House Bill 194 passed the House Finance Committee with a bipartisan majority. The legislation, if signed, would allow anyone aged 21-and-up to wager on sports either online or in person at casinos, racinos, or veterans or fraternal organizations.
The state would tax revenue —minus winnings — at 10% and earmark the money for a fund within the Department of Education.
The legislation, roughly a year in the making, still requires approval from the full House, the Senate and the governor. The Senate has its own proposal for sports betting in Ohio with critical differences in regulatory control and taxation, potentially setting up a showdown.

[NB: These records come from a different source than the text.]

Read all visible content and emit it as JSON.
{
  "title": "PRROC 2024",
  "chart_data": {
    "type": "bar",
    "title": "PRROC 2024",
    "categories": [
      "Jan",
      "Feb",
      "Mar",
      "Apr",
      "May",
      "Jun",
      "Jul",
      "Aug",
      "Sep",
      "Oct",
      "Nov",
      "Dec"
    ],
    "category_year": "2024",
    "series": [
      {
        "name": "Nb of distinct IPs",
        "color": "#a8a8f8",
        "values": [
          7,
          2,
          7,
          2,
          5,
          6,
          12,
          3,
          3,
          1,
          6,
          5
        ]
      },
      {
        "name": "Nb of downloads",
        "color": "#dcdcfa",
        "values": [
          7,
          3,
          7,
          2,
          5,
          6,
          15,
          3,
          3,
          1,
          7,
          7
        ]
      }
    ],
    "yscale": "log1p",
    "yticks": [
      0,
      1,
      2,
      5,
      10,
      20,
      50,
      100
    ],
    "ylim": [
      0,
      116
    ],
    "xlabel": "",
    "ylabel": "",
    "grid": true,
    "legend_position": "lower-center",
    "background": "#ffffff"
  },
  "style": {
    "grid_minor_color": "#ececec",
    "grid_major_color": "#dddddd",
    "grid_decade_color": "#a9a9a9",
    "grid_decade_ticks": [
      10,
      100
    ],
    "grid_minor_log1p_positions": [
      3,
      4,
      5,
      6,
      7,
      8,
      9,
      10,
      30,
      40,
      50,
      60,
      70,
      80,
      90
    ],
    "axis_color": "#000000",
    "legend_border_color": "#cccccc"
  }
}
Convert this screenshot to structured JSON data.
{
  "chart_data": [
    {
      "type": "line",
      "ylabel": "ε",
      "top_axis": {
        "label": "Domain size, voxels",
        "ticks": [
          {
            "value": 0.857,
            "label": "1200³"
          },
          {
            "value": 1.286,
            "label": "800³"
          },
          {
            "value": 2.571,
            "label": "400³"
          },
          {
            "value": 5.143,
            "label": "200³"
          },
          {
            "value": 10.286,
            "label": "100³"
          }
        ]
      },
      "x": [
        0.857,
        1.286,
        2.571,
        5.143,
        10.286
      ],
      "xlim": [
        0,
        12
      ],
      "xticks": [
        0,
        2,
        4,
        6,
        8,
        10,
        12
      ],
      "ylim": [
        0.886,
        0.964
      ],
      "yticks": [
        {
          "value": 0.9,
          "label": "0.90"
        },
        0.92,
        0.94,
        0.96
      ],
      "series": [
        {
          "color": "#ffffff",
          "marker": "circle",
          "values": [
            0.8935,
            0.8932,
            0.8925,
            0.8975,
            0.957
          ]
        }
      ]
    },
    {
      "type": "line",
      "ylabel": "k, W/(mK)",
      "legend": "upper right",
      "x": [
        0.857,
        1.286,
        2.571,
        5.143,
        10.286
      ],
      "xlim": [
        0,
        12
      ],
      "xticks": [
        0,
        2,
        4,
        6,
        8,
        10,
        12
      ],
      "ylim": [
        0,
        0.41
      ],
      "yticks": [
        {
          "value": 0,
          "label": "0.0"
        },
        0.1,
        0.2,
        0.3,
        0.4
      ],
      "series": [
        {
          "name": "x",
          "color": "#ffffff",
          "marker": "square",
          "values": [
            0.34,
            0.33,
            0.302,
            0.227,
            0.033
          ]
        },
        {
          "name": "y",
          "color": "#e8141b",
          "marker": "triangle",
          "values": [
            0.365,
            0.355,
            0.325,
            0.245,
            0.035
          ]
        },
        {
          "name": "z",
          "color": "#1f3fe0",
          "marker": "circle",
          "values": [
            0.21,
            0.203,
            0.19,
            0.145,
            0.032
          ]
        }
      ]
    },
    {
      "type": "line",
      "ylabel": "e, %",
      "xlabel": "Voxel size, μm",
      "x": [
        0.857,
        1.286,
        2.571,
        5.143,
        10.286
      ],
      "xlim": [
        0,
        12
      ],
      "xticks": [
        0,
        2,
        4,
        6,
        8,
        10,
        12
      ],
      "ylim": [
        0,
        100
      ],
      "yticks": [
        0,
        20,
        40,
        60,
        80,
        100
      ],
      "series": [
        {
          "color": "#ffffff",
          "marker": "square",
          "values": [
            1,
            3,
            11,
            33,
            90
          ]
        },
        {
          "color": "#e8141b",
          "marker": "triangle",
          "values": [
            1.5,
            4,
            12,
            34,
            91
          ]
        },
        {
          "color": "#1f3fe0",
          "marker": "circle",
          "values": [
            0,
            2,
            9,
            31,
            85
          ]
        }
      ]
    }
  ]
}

Seventeen states have adopted legislation allowing for sports betting programs according to a count from Legal Sports Report, an industry publication. The trend started after a 2018 Supreme Court ruling overturned a federal law banning gambling on sports.
Forecasting from the nonpartisan Legislative Service Commission estimates the program could draw roughly a modest $18 million in the 2021 fiscal year and $24 million in the 2022 fiscal year, plus smaller sums in license fees.

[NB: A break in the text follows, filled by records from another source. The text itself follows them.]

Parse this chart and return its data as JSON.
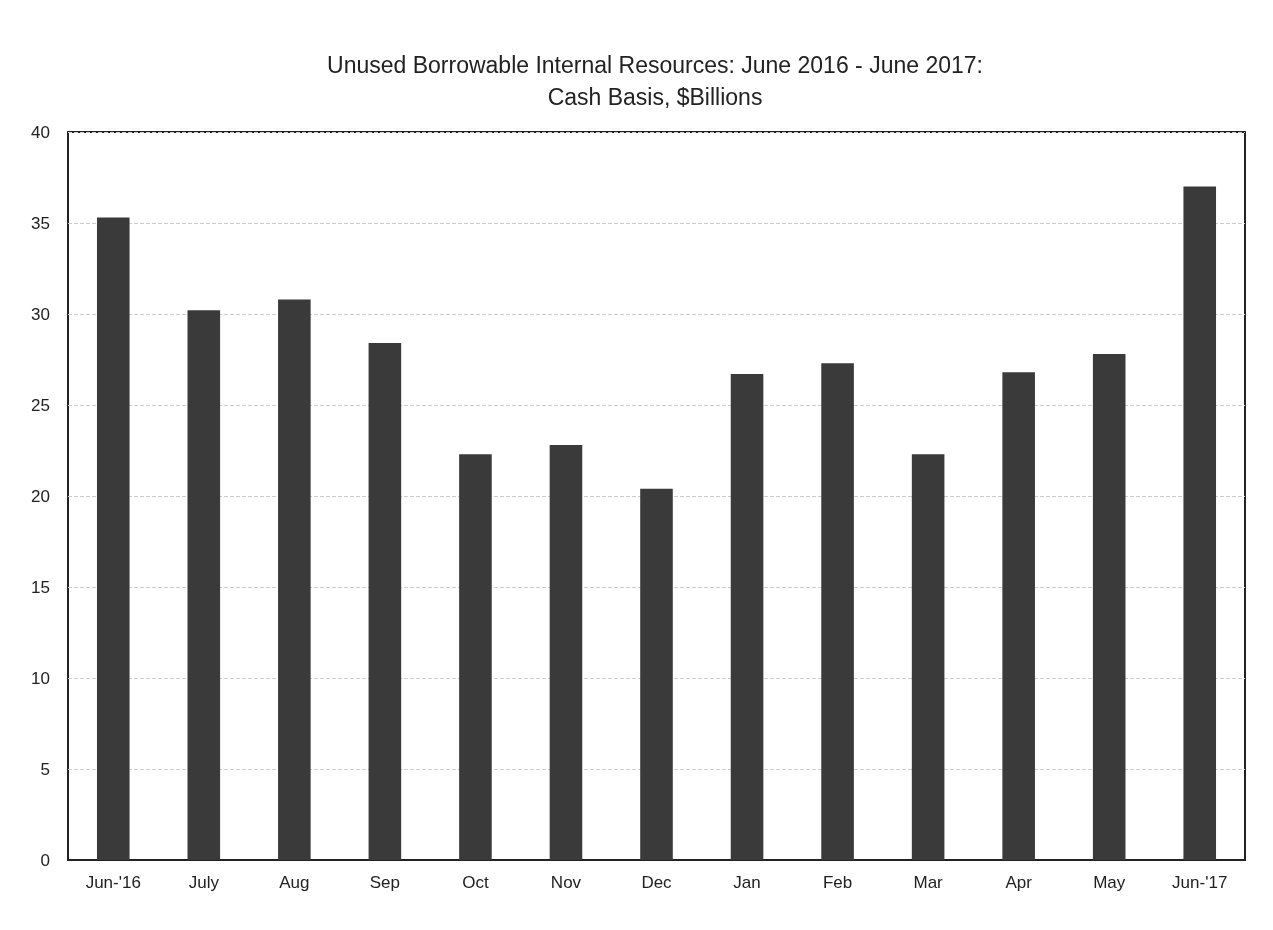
{
  "chart_data": {
    "type": "bar",
    "title": "Unused Borrowable Internal Resources: June 2016 - June 2017:\nCash Basis, $Billions",
    "categories": [
      "Jun-'16",
      "July",
      "Aug",
      "Sep",
      "Oct",
      "Nov",
      "Dec",
      "Jan",
      "Feb",
      "Mar",
      "Apr",
      "May",
      "Jun-'17"
    ],
    "values": [
      35.3,
      30.2,
      30.8,
      28.4,
      22.3,
      22.8,
      20.4,
      26.7,
      27.3,
      22.3,
      26.8,
      27.8,
      37.0
    ],
    "color": "#3a3a3a",
    "ylim": [
      0,
      40
    ],
    "yticks": [
      0,
      5,
      10,
      15,
      20,
      25,
      30,
      35,
      40
    ],
    "grid": "y"
  }
}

Since its May 2019 introduction, the bill has drawn support from the likes of Penn National Gaming, which operates casinos around the country, and William Hill, which describes itself as the world’s biggest bookmaker.
However, it drew opposition criticism from the PGA, the Cincinnati Reds and other professional sport entities. Their criticisms center on the bill’s non-requirement of the use of “official league data.”
Legal Sports Report describes the push as the leagues’ “preferred method to get their piece” of the sports betting rush, rather than any improvement over third-party data sources
“We believe that, for live betting – where integrity, timeliness, accuracy and consistency are paramount – the data should come from the official source, the leagues, and not from pirated sources like web scrapers and on-site operatives,” a PGA spokesman said in written testimony to the committee on behalf of the PGA Tour, the MLB and the NBA.
While the House legislation would leave the Ohio Lottery Commission at the helm of regulating sports betting, the Senate bill tasks the Ohio Casino Control Commission with oversight. Likewise, the Senate proposal levies a lighter 6.25% tax on revenue and puts it all in the state general fund.
The Columbus Dispatch reported last year that Gov. Mike DeWine has indicated preference toward granting OCCC oversight duties.
The House has a floor session scheduled for Thursday.